May,Meet December

Written
2010

 May, Meet December

 

 

I hear the tsks, tsks

        as I walk down the street.

Neither gender nor age is requisite

         for the near hisses of shame.

Such moral outrage

       not seen here since

       the minister ran off

       with the choirmaster’s beautiful wife.

That was clearly wrong

         even though the minister’s

        wife was a shrew

        and the choirmaster abusive.

They deserved your wrath.

But I have not earned this grief.

When I introduced May to December,

       all of you had nasty things to say

       about me

       and about them.

The idea that the introduction

         was a perverted sense of humor stung.

Making me an accessory to

       cradle-robbing rubbed salt into a new wound.

That I might share

       an early inheritance

      was also a body blow.

Believe me I am not a villain

       and blight on this fair community.

For together, May and December

         can avoid one of life’s great dangers.

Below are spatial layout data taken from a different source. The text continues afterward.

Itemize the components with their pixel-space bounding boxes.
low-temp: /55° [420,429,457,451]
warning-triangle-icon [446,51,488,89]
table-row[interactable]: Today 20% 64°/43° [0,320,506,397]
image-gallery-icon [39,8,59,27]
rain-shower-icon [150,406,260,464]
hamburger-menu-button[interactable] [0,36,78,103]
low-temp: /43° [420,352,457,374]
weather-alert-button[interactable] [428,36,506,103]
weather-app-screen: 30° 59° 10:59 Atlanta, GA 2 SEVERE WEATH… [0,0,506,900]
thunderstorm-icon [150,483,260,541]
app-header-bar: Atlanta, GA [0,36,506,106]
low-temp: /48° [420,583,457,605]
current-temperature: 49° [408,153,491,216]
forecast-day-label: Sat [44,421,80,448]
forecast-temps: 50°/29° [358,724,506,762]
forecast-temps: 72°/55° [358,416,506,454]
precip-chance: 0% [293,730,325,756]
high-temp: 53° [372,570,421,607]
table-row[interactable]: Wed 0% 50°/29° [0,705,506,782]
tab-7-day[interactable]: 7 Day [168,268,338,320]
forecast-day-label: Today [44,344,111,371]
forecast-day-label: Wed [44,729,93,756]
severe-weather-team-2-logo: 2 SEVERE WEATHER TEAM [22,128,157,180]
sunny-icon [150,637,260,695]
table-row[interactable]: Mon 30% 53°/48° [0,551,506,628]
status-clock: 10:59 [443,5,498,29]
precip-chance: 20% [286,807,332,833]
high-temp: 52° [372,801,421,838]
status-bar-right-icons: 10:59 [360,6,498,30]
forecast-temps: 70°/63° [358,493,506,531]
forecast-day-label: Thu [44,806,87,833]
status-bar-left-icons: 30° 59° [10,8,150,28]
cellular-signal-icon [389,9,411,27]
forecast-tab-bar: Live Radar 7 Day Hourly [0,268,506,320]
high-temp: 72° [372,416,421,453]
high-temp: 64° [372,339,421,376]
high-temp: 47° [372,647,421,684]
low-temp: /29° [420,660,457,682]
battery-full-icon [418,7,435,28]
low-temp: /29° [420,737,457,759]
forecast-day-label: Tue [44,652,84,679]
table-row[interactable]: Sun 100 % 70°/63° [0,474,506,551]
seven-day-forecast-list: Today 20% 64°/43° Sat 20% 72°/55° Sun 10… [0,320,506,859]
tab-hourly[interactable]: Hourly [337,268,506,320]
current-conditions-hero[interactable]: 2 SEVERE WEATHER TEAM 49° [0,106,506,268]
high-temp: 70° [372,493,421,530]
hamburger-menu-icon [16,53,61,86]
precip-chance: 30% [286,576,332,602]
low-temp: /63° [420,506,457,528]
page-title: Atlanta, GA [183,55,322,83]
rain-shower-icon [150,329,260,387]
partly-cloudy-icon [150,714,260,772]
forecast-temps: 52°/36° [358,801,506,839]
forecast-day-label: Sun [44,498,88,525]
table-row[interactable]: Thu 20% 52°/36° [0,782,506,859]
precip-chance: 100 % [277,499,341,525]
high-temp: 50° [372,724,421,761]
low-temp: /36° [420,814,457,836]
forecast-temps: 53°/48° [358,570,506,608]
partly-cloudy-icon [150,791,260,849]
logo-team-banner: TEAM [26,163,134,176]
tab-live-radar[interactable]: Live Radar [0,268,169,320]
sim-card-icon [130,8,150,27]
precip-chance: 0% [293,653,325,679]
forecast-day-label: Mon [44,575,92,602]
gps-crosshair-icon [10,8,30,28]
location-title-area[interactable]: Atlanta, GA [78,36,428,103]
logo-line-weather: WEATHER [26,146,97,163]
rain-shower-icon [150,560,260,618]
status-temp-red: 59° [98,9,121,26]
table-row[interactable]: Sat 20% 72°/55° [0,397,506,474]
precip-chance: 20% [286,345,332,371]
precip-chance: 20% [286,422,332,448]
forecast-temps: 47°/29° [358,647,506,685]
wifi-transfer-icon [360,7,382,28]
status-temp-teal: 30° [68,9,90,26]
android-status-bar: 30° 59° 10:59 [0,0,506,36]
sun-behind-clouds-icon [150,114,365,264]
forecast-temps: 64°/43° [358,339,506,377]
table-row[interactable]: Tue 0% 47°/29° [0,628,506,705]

When May looks at December,

         the gloomy future of aging is revealed;

         no vision of great reward.

When December looks at May

       all those memories of

      the strife and frustration

      of youth are etched in stone.

So December can protect May

         from nightmarish dreams

         of future disasters.

May can then protect December from

        reliving all the past errors.

The past and the future are

       forever long

       and life is all too short.

May and December

        have a great opportunity

       to avoid that sad bog

        by living just in the present.

The present is all that belongs

         to us

         and it is what we can control.

Until we can draw curtain

         on the past and future,

         one way we can live in the moment

         is be more like May and December.

 

Doug Minnis

February 7,2010

 

      

 

Notes
One morning I watched two lovers in the next booth to me at breakfast on a beautiful Sunday morning. They were clearly a May and December pair and not father,daughter or any relations. They ere talking with great enthusiasm about skiing. It went through my head that what time they had together was to be present orientated. December had had a first chance and May would have a second chance. But for now they had each other.